Skip to main content

User Guide

Watermarking a Dataset

The watermarking capability of the Privitar platform can be used to embed a unique stamp into the content of files written to a Protected Data Domain (PDD). This stamp can be used to trace the origin of a file to the PDD for which it was originally produced. The presence of a watermark is a good incentive to a file's recipient to make sure they are not careless or malicious with the data, and also gives traceability in the event of a data breach or if data turns up somewhere unexpected.

The stamp is contained within the tokenized values used for de-identification. Given an arbitrary file, Privitar can investigate the content to identify which PDD, if any, a file belongs to. Locating the PDD gives access to its metadata properties, such as the file's intended purpose, who authorized the release of the data, and the Policy it was released under.

Conditions on Watermarking

To embed a watermark, the following conditions must be met:

  • The Policy must include at least one Text Regular Expression rule.
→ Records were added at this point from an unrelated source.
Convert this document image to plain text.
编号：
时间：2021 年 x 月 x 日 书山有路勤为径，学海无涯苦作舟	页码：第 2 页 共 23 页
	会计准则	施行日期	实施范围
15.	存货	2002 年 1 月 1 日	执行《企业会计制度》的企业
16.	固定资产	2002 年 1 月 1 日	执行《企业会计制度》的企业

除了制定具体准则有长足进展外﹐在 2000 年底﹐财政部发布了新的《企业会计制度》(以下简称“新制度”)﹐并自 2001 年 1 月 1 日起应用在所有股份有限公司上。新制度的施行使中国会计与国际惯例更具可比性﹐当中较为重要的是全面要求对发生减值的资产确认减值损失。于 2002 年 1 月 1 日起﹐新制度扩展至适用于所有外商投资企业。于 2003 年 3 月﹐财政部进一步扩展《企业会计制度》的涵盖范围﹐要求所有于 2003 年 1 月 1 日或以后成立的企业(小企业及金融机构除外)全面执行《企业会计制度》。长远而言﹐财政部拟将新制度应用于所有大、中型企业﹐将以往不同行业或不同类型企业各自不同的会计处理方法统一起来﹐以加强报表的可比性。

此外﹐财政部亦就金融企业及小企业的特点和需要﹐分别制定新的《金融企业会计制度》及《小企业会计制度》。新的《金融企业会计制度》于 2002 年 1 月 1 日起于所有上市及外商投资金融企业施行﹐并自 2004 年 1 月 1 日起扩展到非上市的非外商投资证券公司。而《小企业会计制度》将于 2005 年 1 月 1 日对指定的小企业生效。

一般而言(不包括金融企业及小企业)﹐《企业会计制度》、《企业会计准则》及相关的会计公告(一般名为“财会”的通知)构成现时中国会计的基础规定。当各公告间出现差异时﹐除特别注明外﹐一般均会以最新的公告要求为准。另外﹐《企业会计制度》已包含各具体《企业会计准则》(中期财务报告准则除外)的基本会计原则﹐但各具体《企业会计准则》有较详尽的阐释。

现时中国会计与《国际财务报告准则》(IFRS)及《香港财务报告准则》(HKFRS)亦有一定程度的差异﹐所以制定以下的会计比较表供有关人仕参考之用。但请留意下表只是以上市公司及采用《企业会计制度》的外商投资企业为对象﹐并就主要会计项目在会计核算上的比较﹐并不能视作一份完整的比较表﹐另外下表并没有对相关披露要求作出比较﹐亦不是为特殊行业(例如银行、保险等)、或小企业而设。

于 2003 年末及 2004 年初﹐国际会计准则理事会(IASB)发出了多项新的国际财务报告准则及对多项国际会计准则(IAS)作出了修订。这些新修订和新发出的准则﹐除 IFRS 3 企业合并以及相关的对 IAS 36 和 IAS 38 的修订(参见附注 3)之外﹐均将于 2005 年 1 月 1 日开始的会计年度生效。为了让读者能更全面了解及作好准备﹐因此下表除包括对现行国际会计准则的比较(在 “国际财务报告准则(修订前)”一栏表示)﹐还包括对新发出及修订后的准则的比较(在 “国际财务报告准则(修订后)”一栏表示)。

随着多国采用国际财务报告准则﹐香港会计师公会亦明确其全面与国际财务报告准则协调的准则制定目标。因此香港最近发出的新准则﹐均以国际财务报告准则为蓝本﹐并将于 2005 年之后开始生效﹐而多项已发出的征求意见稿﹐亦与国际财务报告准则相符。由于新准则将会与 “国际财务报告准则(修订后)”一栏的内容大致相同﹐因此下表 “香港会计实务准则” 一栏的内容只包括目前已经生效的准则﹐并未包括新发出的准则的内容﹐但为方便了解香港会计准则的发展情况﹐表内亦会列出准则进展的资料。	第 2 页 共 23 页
  • The PDD must have been created with the Embed Watermarks option selected. This option is provided on the PDD creation dialog.

  • Because of the way the watermark is embedded, the file must have a large enough number of rows to contain the watermark. As a rule, files larger than 15,000 rows can contain watermarks.

It is possible to embed watermarks into the output data when using both Data Flow Jobs and Batch Jobs.

If the above conditions are met, each column mapped to a Regular Expression will contain a watermark when a Job for that Policy is run in the PDD.